My compulsion to help this poor woman with her gorgeous dress supersedes my need for self-preservation. “Oh, that one has—”

“She’ll get it,” Cindy cuts in, and I can barely contain my shock, standing open-mouthed. We’ve never been able to get 304 to open. It’s completely bent out of shape. Why is Cindy letting Milton humiliate Helen?

Cindy takes my arm and leads me out of the room. As soon as we’re back in the main area connected to the lobby, I whisper-yell, “What the hell, Cindy?”

She flashes a wan smile. “He might take some getting used to.”

“Like a soul-sucking maniac!”

“He’s not that bad.”

She’s in denial. She doesn’t want to think that she’s leaving us to be miserable. “Helen is very nice,” she says.

“I like her style.”

“I knew you would. You two can form an alliance and make it through.”

Janet sneers at us as we approach the customer service bays. “Meet Milton?”

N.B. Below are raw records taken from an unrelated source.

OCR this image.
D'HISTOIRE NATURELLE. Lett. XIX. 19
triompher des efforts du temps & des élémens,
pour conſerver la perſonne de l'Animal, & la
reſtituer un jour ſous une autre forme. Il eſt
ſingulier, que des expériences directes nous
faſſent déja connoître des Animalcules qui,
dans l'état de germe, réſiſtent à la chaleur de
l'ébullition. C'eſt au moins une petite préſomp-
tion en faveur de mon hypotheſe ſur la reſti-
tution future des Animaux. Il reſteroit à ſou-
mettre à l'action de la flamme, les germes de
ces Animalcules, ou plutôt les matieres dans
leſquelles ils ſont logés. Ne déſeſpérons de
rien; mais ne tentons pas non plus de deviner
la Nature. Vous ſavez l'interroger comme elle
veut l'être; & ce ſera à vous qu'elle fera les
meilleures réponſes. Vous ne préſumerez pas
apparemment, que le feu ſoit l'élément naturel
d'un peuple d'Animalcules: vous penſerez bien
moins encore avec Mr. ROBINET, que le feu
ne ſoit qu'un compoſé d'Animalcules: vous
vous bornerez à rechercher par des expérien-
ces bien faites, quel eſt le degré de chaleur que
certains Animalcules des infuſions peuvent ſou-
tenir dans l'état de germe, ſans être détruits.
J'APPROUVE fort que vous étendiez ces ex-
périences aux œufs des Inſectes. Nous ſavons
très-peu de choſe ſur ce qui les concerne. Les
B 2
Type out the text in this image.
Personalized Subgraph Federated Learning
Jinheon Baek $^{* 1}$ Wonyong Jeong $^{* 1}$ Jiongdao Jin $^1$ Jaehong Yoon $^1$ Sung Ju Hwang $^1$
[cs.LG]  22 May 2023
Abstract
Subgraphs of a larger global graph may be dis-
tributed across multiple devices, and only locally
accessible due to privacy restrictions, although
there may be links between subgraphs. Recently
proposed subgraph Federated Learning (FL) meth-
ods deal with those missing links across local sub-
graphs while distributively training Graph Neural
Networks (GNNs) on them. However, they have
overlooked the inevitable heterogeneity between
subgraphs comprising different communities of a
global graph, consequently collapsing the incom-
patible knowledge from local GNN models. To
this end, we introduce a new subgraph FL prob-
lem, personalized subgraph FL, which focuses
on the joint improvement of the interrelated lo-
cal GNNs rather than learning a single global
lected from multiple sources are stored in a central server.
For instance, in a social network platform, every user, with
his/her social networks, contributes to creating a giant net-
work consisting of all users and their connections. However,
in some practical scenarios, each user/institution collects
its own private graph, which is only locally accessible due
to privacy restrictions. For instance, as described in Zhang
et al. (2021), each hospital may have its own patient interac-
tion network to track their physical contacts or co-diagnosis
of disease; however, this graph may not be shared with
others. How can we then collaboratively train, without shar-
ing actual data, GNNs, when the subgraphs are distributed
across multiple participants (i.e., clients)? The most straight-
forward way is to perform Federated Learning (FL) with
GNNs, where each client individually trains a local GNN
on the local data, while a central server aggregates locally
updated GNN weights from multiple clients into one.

“I did,” I say, wondering what her angle is. Why doesn’t she hate him?

“He gave me vault privileges,” she says. “That’s head teller work.”

I whip around to look at Cindy. “But I’m assistant head teller!”

“It will be fine,” Cindy says. “It’s a reorg.”

God. If Janet gets promoted over me after I’ve been assistant head teller all this time, I will die.

The only good thing about the first day back is Helen. She’s resourceful and finds a flat-head screwdriver to jimmy open 304. Milton seems annoyed that she got it done. “It’s still mangled,” he says dryly, as if that can possibly be her fault since she only arrived two days ago and 304 has been busted since 2010.

Thankfully, Milton does not show up for Cindy’s farewell happy hour, citing “important events.”

I’m glad. We drink at Tillie’s bar, and she keeps us at happy hour prices long after seven. We’re all teary, and even Janet manages a few nice words. Helen turns out to be hilarious and a cheap drunk, so I worry less about the impending doom of a day of work without Cindy.

I keep Drew from my mind by sheer will, forcing him out whenever a thought of him pops in, right up until I curl into my covers that night.

And then I’m weeping again, lost, a big hot mess. I wasn’t able to afford therapy, not ever, none of us did, but I saw a high school counselor a lot when my grades slipped because Garrett left home, leaving me with yet another hole in my life.

Each loss is every loss,she’d told me, and the words had taken hold.

So it wasn’t just Drew I’d lost. It was the feelings that young girl had for the boy who came to play football with her brother, who hauled herscreaming after getting caught stealing from a lemon tree, and whose mother gave her warm cookies and kicked off an obsession with cookie dough as safety.

Even more than that, though, it’s about my mom. And the dad I had before she died.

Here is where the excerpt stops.